Last week, six men from Buffalo, N.Y. were arrested for allegedly providing support to Osama bin Laden’s al-Qaida terrorist network. The government claims the men attended one of al-Qaida’s terror camps where they were schooled in the tools of terror, including the use of suicide as a weapon.

The suspects acknowledged having traveled to Pakistan in 2001 for religious training; two of them acknowledge attending an al-Qaida camp where they heard bin Laden speak and were trained in the use of guns. They claim they did not know what the camp was and left the camp early because they did not agree with the radical views expressed.

In a number of news accounts, the six men – all of whom are American citizens – have been portrayed as average, “All-American kids” who enjoyed school, America and soccer. Ben Fleming ’04, an assistant sports editor at the Record, hails from Buffalo and played soccer two summers ago with two of the suspects. He sat down with the Record and discussed the experience.

So, I understand you played soccer with enemy combatants.

Well, actually they’re not enemy combatants, but yeah, I played with two of them: my left back and my left midfielder. It was quite shocking to see that story on CNN.com.

Which two were the ones you played with?

It was Yasein [Taher] and Shafal [Mosed]. [Both have denied ever attending a terrorist camp or traveling to Afghanistan.]

Why don’t you tell us about them?

They’re just normal guys like you and me. They had jobs and then came and played soccer and hung out.

Were they good soccer players?

They were middling soccer players at best.

So how much of this “All-American” image many media outlets are portraying is true?

I think it’s the kind of thing where if you pull anyone’s life out of context to try and make a story out of it, you’ll get a lot of exaggeration. The fact of the matter is these were guys who lived relatively unassuming lives.

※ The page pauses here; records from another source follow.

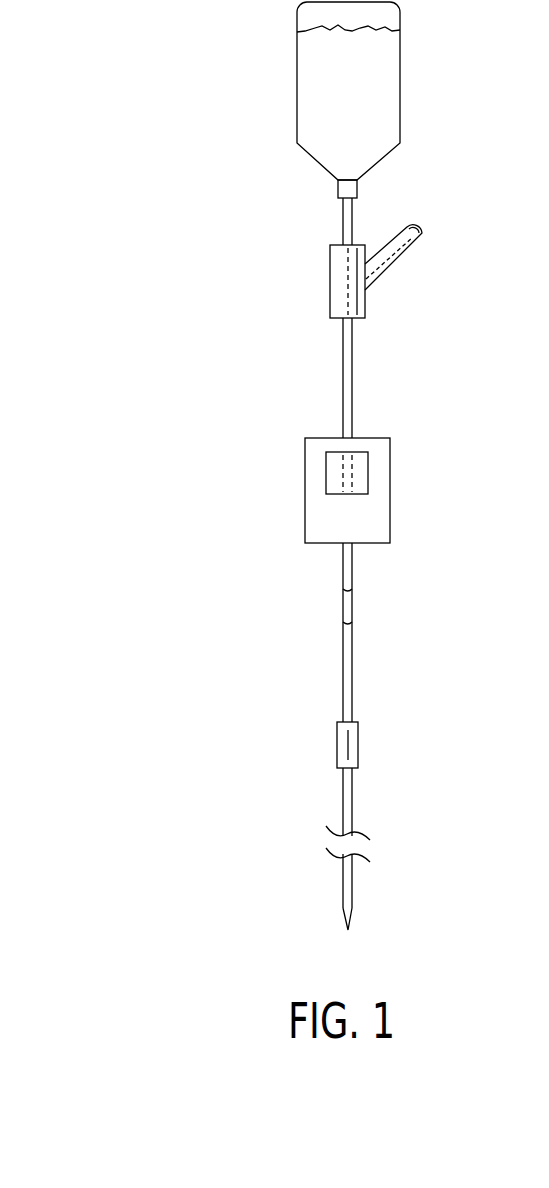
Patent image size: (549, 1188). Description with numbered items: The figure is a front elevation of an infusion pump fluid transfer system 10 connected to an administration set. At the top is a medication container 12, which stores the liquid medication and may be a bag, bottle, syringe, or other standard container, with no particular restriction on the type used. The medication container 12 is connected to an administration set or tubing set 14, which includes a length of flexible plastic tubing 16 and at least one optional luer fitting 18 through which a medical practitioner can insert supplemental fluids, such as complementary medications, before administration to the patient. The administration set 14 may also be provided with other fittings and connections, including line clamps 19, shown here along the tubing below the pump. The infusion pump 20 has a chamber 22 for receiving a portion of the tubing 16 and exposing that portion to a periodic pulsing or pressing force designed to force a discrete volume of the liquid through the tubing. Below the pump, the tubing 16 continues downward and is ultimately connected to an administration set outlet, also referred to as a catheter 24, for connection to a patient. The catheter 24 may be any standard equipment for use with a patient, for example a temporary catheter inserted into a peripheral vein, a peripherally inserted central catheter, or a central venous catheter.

The infusion pump fluid transfer system 10 is at (133, 129).
The medication container 12 is at (297, 70).
The administration set 14 is at (384, 313).
The flexible plastic tubing 16 is at (353, 373).
The luer fitting 18 is at (330, 278).
The line clamp 19 is at (352, 745).
The infusion pump 20 is at (305, 487).
The chamber 22 is at (352, 474).
The catheter 24 is at (352, 913).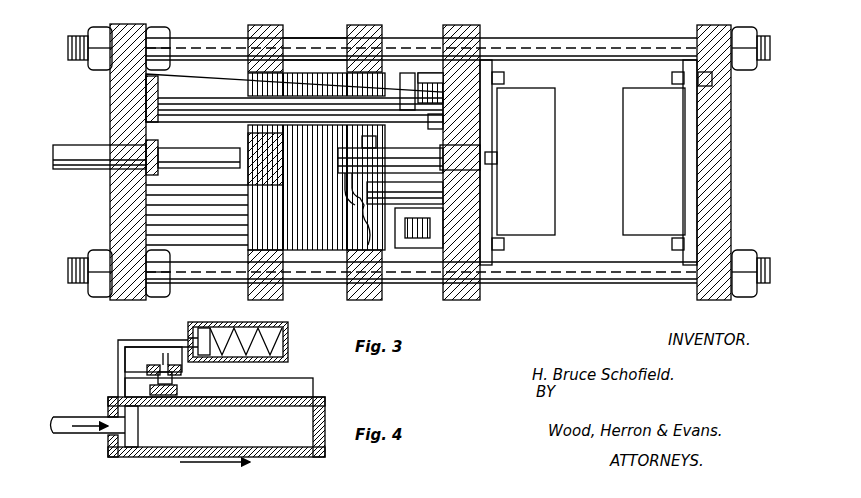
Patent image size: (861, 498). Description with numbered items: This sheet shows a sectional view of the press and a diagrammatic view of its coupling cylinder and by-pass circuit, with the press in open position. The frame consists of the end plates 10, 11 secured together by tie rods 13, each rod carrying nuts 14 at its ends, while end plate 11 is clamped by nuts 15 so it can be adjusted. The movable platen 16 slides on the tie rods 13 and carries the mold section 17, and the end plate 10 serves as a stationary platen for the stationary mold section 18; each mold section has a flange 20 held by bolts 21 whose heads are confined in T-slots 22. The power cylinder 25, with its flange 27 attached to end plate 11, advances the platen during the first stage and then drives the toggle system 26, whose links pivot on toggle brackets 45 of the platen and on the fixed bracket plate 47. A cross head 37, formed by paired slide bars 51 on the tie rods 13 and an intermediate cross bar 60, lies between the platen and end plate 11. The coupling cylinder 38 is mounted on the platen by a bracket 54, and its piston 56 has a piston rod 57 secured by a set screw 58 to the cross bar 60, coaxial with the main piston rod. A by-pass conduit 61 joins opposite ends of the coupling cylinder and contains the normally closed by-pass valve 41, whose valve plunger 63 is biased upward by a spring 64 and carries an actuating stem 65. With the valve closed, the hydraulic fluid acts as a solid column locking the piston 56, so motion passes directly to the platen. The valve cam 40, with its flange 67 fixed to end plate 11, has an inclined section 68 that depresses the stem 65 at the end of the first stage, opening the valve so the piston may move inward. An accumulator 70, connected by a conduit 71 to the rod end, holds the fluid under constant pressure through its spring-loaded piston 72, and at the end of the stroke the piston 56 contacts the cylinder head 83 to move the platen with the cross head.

In FIG. 3, the end plate 10 is at (720, 207).
In FIG. 3, the end plate 11 is at (118, 212).
In FIG. 3, the tie rods 13 is at (573, 53).
In FIG. 3, the nuts 14 is at (98, 32).
In FIG. 3, the nuts 15 is at (158, 32).
In FIG. 3, the movable platen 16 is at (470, 286).
In FIG. 3, the mold section 17 is at (554, 119).
In FIG. 3, the stationary mold section 18 is at (632, 207).
In FIG. 3, the flange 20 is at (489, 70).
In FIG. 3, the bolts 21 is at (672, 78).
In FIG. 3, the T-slots 22 is at (708, 80).
In FIG. 3, the power cylinder 25 is at (70, 170).
In FIG. 3, the toggle system 26 is at (407, 80).
In FIG. 3, the flange 27 is at (148, 178).
In FIG. 3, the cross head 37 is at (286, 30).
In FIG. 3, the coupling cylinder 38 is at (460, 155).
In FIG. 4, the coupling cylinder 38 is at (330, 408).
In FIG. 3, the valve cam 40 is at (232, 100).
In FIG. 3, the by-pass valve 41 is at (376, 148).
In FIG. 4, the by-pass valve 41 is at (160, 365).
In FIG. 3, the toggle brackets 45 is at (432, 80).
In FIG. 3, the bracket plate 47 is at (208, 225).
In FIG. 3, the slide bars 51 is at (258, 28).
In FIG. 3, the bracket 54 is at (443, 178).
In FIG. 4, the piston 56 is at (138, 432).
In FIG. 4, the piston rod 57 is at (68, 420).
In FIG. 3, the set screw 58 is at (250, 147).
In FIG. 3, the cross bar 60 is at (262, 200).
In FIG. 4, the by-pass conduit 61 is at (305, 378).
In FIG. 4, the valve plunger 63 is at (181, 369).
In FIG. 4, the spring 64 is at (178, 390).
In FIG. 4, the actuating stem 65 is at (166, 353).
In FIG. 3, the flange 67 is at (150, 98).
In FIG. 3, the inclined section 68 is at (445, 120).
In FIG. 3, the accumulator 70 is at (443, 212).
In FIG. 4, the accumulator 70 is at (288, 326).
In FIG. 3, the conduit 71 is at (372, 240).
In FIG. 4, the conduit 71 is at (118, 347).
In FIG. 4, the spring-loaded piston 72 is at (203, 325).
In FIG. 4, the cylinder head 83 is at (108, 450).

What do you remember about these two guys on a personal level?

Well, Yasein was really goofy. He was always really popular; he’d trip over himself to get a laugh. Sort of the team’s Charlie Chaplin. Shafal was a nice guy. Kind of quiet, kept to himself.

Kept to himself, did he?

Well, I mean, not like that. He knew the other guys on the team better than me. He never really opened up to me. Not that that’s incriminating, lots of people don’t – girls, in particular.

So what would do when they weren’t playing soccer?

They went to the beach a lot.

The beach?

Yeah.

You’re in Buffalo.

Well, there are beaches on beautiful Lake Erie.

Have they put the fires out there yet?

That was like 20 years ago.

Would you ever go anywhere with these guys?

There was a field trip once where we all went up to Canada. I got this great vision of seeing an inspector come onto a bus and see a bunch of Muslim guys waving their passports.

What’s the atmosphere like back in Buffalo now?

I actually just got off the phone with my aunt who works for the U.S. Attorney’s Office in Buffalo. Niagara Square in downtown Buffalo is crawling with T.V. reporters and camera crews. She made a comment to me: they think lawyers are vicious, look at when Al Jazeera gets to town – they go for the kill.

So, since you said you were shocked to hear these guys were arrested, do you think there’s any way the allegations against Yasein Taher and Shafal Mosed are true?

Well, they certainly could be terrorists. It’s a big world, anything’s possible, and I’m not going to sit here and pretend that I know all that much more about the case than anyone who reads the newspapers does. But from knowing these guys, and the community that they come from, which could hardly be called “anti-American” at all, I just don’t see it. I think that these are some guys that are, at worst, mixed up in something that is completely beyond them and that they will show that somehow, eventually.